Maybe over time, it’ll become a little more clear. I’ve found that songs that I had written years ago, I’ll have moments where I realize, “Oh yeah, that song I wrote three years ago – maybe this is what that part means.” You kind of grow into them or something. I haven’t thought about these new songs in that way yet. It’s been more in the immediate, musical sense. “How do we record these songs? Which instruments should be on them? What parts should go where?” Maybe in the coming months, I’ll get a chance to reflect on it more.
Will we hear some of those songs on these dates?
Yeah, I think we’ll probably play a couple of them.
Many of your peers have felt compelled to talk about and write about the state of the world around us and politics more in recent years. Is that something that motivates you to write? Or is it something you’d rather stay away from?

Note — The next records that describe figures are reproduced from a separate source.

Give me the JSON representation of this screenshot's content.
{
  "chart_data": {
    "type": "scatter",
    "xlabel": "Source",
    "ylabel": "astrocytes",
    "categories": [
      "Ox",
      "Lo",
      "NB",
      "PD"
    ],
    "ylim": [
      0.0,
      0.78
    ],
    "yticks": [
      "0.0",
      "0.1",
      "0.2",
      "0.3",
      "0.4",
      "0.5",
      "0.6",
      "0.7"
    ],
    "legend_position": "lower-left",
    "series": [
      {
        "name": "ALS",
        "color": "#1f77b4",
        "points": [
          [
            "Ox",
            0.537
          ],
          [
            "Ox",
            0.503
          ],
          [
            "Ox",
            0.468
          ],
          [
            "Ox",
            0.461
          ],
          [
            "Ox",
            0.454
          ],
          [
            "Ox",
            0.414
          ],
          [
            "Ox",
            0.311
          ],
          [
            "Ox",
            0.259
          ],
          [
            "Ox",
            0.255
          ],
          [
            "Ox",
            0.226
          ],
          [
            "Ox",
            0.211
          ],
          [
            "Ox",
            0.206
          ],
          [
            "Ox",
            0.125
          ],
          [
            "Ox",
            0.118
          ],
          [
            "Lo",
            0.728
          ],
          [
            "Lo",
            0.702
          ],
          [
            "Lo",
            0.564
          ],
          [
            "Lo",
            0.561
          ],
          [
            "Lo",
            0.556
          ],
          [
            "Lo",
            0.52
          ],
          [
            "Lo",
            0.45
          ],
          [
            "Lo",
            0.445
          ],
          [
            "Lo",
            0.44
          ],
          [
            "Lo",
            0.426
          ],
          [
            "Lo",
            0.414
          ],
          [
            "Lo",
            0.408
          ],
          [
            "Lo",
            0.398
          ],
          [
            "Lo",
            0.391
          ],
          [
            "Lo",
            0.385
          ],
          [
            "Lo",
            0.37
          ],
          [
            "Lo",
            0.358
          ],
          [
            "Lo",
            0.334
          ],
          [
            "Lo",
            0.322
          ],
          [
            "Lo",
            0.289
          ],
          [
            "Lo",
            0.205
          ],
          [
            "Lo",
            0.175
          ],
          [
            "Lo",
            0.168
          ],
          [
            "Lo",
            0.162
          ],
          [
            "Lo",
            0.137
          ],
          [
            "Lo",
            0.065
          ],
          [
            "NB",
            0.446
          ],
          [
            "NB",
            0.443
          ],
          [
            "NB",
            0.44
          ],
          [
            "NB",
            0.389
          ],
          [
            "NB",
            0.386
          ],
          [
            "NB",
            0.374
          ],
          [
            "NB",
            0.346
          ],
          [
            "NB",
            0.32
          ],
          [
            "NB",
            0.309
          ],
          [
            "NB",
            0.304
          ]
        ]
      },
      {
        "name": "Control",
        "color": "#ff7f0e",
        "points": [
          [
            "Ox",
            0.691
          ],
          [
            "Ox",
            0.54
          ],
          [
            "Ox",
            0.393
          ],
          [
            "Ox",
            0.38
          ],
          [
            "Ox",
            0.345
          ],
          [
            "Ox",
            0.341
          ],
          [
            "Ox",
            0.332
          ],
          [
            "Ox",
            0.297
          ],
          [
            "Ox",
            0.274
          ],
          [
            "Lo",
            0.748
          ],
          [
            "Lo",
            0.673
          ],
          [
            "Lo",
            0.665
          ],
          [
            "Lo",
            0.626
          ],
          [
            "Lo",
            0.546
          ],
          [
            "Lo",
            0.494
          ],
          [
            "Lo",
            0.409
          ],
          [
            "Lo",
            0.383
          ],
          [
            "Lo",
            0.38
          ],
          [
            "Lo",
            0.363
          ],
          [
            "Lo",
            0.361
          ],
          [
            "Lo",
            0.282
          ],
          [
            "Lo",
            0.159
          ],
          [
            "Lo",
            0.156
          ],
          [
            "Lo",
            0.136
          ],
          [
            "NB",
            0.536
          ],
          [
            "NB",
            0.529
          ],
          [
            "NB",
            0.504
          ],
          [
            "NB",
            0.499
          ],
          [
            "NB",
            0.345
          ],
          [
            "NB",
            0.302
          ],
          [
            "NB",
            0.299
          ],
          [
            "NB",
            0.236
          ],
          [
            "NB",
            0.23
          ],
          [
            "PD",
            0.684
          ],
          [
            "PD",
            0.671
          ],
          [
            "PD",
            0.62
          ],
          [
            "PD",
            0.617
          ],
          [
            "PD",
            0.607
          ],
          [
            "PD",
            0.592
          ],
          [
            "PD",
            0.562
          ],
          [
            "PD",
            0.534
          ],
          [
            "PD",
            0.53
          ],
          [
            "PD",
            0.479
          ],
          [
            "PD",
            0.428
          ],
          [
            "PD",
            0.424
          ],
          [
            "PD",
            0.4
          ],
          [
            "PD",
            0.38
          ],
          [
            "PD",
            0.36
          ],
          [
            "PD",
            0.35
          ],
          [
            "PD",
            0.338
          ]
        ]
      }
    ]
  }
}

It does motivate me to write. I have trouble doing it sometimes in a way that I feel is helpful or worthwhile. But it definitely, I think, informed some of the new songs. At the same time, I don’t think I’m ever going to be overtly political; like, “Hey, everybody, listen up. I’ve got the answers. Here’s what we need to do.” The only thing I feel comfortable speaking as an authority on is my own thoughts and feelings. I try to stick to that. But politics does influence my thoughts and feelings, so naturally I guess it comes up.
Your guitarist, John Calvin Abney, has gone off and done his own solo thing. Is he still with you, too?
Yeah. He’ll be on this tour. He just did a European tour with Lee Bains III & the Glory Fires last month. He did that tour because we didn’t think we were going to be playing shows during that time, but that turned out to be wrong. So I played a few solo shows while he was in Europe with them. We met back up to finish recording last week. And, yeah, he’ll be on this tour.
A peer and fellow Oklahoman, Evan Felker (of Turnpike Troubadours), has publicly had a bit of a difficult time lately. Do you think they’ll see the other side of this?
It’s been about a year and a half since I’ve seen him. But I wish the best for him. They’re such a great band. He’s meant to be a songwriter and he’ll find his way to doing that again.
Sadler Vaden covered your “Nobody Gives a Damn About Songs Anymore” on his first solo record. How did you like his version?
I loved it! I was so happy that he did that. It was really cool to hear. I loved the 12-string, “Byrds-y/Petty” vibe to it. I was thrilled.
John Moreland returns to Saturn on Thursday, June 6. Early James and the Latest will open. Doors open at 8 p.m. and the show starts at 9 p.m. Tickets are $20.